Menepilah ia ke sebuah warung. Mie rebus dikudap ditutup dengan teh hangat. Ia genggam kembali ponselnya dan membaca notifikasi “Klung” yang menggetari isi jaketnya beberapa menit lalu. Ia ingat selepas “Klung” itu terdapat getaran lain yang menyusul, utamanya dari grup yang ia hafal betul bunyi notifikasinya. Yang jelas bukan “Klung” melainkan “Ting-Nong” dan itu notifikasi yang kurang diminati. Sesekali saja ia membacanya. Beberapa di antaranya memuat informasi penting seperti kehadiran tilang di beberapa titik; donasi bagi rekan yang kecelakaan; info pangkalan, serta jadwal rapat bulanan.
Ia usap ikon notifikasi dan muncullah Ojol on the Road – “Wah, tipis, bro. Kalo begini mana bisa nebus bensin.” – “Aneh, ya, udah jadi satu kok malah makin tipis.” – “Yah, ikhtiar aja, sabar, bro :)” – “Kijang satu ganti. Doku tipis, bensin menipis.” Dan ia pun meringis, tak habis pikir, mengapa justru semakin ramai malah semakin tipis tip yang didapatnya. Apa yang terjadi? Seberapa banyak “klung” yang mesti berbunyi di ponselnya untuk mencapai jumlah cukup makan, cukup bensin, cukup untuk membayar segala yang perlu dibayar? Oh ya, ditambah lagi sirine yang mengancam itu makin sering berbunyi pada pukul sembilan malam, mengenyahkan siapa saja dari jalanan, termasuk para penumpangnya. Ah, jadi, berapa banyak “klung” hari ini?
Hingga matahari setinggi kening, “Klung” terakhir yang ia dengar hanyalah gema yang saling pantul di dalam rongga kepalanya. Daerah ini sudah seperti kota mati. Tak ada lagi manusia yang berani keluar rumah. Bahkan, beberapa rekannya pun lebih memilih menunggu pesanan dari rumah masing-masing. Ia putuskan kembali ke Dago, ke mushola tempat lantai dan gentingnya melindungi tubuh dari dingin malam dan panggangan matahari di siang bolong.

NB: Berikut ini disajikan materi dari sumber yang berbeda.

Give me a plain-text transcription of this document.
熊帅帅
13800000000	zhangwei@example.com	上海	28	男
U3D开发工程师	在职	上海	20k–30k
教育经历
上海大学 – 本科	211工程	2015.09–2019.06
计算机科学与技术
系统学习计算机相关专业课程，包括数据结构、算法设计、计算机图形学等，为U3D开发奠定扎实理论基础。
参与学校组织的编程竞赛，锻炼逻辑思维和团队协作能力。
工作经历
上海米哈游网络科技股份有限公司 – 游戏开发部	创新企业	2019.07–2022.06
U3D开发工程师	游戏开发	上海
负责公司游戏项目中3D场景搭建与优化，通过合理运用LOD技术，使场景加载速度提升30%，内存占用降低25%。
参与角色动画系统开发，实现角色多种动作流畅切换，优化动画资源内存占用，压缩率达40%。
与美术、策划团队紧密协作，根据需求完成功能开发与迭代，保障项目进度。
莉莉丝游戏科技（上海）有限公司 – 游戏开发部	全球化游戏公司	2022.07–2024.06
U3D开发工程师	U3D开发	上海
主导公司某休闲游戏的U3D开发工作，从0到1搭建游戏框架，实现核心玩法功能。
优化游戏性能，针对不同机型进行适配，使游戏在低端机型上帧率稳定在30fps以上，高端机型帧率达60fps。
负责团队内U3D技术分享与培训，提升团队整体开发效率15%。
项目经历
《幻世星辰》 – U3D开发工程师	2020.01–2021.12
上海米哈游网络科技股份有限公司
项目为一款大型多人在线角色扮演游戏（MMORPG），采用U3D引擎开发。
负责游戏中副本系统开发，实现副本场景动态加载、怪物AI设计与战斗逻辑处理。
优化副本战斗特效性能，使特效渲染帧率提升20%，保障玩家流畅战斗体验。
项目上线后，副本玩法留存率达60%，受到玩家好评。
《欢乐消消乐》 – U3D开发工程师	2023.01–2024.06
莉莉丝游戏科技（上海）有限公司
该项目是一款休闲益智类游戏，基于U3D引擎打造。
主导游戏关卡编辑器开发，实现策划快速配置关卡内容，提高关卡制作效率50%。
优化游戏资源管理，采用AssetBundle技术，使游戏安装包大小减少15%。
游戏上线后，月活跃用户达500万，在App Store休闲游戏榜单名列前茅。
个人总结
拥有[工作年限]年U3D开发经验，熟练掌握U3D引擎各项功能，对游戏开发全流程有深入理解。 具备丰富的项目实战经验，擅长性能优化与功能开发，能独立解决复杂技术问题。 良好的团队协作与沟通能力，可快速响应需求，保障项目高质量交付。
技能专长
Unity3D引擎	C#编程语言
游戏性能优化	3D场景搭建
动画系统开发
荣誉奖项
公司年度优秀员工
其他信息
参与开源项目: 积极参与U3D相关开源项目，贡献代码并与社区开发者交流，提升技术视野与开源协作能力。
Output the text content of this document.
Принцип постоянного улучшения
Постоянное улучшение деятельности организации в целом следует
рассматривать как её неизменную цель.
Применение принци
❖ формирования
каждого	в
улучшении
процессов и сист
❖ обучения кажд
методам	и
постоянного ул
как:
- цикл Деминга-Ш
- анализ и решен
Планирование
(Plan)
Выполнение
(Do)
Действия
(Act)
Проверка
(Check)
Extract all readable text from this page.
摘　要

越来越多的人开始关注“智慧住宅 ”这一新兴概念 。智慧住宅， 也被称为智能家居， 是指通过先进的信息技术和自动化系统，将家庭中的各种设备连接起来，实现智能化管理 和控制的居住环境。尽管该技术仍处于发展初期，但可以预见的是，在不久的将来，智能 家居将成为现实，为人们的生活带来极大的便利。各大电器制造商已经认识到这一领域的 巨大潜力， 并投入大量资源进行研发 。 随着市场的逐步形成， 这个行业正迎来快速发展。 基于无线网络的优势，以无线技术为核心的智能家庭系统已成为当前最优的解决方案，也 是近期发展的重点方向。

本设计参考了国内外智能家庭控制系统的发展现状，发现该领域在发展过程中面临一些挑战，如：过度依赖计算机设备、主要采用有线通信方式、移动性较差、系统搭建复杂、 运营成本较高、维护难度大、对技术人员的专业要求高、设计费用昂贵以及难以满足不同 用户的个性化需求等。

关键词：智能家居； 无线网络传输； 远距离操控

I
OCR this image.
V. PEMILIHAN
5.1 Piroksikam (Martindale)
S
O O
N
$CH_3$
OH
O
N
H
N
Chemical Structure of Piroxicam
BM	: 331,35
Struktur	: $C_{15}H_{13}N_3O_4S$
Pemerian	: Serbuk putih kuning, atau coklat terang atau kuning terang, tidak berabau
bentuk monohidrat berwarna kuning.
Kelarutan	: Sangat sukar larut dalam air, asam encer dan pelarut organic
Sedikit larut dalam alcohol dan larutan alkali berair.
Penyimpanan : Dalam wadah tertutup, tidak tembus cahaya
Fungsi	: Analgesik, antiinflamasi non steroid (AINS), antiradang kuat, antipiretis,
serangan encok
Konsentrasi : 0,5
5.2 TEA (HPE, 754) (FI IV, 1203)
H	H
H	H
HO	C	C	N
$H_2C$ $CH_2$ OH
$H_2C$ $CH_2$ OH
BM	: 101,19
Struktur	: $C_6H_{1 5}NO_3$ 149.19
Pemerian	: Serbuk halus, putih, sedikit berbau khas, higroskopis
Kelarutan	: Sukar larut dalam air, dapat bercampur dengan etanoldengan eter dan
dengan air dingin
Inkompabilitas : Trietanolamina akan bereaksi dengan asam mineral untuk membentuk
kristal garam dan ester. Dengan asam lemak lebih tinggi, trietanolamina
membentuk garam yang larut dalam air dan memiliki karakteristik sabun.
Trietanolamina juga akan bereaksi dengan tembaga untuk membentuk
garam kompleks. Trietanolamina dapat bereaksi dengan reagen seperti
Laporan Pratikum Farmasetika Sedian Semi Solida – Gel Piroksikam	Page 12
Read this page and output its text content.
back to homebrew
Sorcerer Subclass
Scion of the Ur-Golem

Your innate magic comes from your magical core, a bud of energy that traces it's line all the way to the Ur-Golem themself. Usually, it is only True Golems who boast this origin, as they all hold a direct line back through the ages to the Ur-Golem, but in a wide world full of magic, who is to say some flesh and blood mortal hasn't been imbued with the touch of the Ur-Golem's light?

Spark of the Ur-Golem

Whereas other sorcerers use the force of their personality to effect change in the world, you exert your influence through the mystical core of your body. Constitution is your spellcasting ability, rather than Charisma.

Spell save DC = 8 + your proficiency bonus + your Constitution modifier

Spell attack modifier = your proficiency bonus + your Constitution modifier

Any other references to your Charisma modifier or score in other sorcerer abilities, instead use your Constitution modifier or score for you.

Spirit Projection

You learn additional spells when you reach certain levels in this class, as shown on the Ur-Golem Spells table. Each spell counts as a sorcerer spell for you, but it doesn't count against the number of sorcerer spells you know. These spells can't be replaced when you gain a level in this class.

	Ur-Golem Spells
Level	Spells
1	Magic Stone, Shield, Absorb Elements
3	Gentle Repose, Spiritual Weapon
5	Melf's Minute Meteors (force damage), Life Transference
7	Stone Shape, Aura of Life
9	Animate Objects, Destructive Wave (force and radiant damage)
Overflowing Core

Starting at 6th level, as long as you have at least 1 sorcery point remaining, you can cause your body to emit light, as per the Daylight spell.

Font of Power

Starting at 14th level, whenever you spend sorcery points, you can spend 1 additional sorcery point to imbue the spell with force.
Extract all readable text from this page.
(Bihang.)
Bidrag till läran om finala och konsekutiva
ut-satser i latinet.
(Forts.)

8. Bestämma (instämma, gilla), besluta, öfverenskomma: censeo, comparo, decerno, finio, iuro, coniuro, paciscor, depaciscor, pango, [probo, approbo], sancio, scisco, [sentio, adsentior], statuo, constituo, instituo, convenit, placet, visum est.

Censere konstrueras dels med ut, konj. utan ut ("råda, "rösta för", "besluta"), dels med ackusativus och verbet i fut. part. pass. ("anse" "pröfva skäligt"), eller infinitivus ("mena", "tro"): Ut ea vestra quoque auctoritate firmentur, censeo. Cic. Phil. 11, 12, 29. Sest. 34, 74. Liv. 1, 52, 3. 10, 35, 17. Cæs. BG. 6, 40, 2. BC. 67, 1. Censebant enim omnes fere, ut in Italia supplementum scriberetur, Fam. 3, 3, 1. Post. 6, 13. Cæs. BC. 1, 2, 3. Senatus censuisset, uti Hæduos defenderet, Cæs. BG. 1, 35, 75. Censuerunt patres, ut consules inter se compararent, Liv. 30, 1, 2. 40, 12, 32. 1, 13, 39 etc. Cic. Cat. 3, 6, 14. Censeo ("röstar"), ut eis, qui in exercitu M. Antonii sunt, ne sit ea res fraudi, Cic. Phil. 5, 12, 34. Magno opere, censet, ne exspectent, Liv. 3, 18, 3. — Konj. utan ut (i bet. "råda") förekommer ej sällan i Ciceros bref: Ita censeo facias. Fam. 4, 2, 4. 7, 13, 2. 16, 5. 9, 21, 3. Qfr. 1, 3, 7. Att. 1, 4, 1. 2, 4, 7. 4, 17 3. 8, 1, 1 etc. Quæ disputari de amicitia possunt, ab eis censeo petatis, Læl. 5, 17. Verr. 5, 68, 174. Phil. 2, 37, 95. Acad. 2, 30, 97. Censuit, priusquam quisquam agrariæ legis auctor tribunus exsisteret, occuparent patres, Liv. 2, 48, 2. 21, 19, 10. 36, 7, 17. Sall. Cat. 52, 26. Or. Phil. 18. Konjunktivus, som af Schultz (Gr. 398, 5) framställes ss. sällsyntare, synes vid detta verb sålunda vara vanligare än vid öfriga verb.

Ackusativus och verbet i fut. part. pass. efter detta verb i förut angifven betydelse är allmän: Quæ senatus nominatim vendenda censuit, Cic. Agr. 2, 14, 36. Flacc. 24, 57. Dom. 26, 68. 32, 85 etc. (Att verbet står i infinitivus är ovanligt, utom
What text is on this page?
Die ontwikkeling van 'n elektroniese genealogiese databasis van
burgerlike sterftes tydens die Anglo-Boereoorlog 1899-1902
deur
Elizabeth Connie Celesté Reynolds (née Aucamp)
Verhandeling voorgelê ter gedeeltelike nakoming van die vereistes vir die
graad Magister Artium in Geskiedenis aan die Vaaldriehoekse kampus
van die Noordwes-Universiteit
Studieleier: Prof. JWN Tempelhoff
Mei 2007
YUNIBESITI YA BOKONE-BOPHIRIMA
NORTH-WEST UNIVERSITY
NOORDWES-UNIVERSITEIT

Air liurnya terpaksa ia telan setelah melirik gerobak gorengan yang kini sesak oleh timbunan bakwan. Ia sandarkan punggungnya ke pilar surau. Mengaso, beberapa menit, mungkin dapat meredakan kecemasannya walau tak bisa menghilangkan gema “Klung” dalam kepala. Hingga matanya mulai terpejam, kesadarannya menguap, dan tiba-tiba saja, “Klung!”.
Ia terperanjat. Tak percaya dengan apa yang didengarnya: “Klung!, Klung!, Klung!”. Ponselnya benar-benar bergetar. Ia melompat ke atas jok motor, memampatkan helm, dan memicingkan kedua mata ke layar ponselnya. Pesanan mengantar paket, sebongkah dus berwarna coklat, ke sebuah toko, terletak di sudut gang. Ia tahu, meski tak pandai, ia bukanlah seekor keledai yang dapat diakali untuk yang kedua kalinya.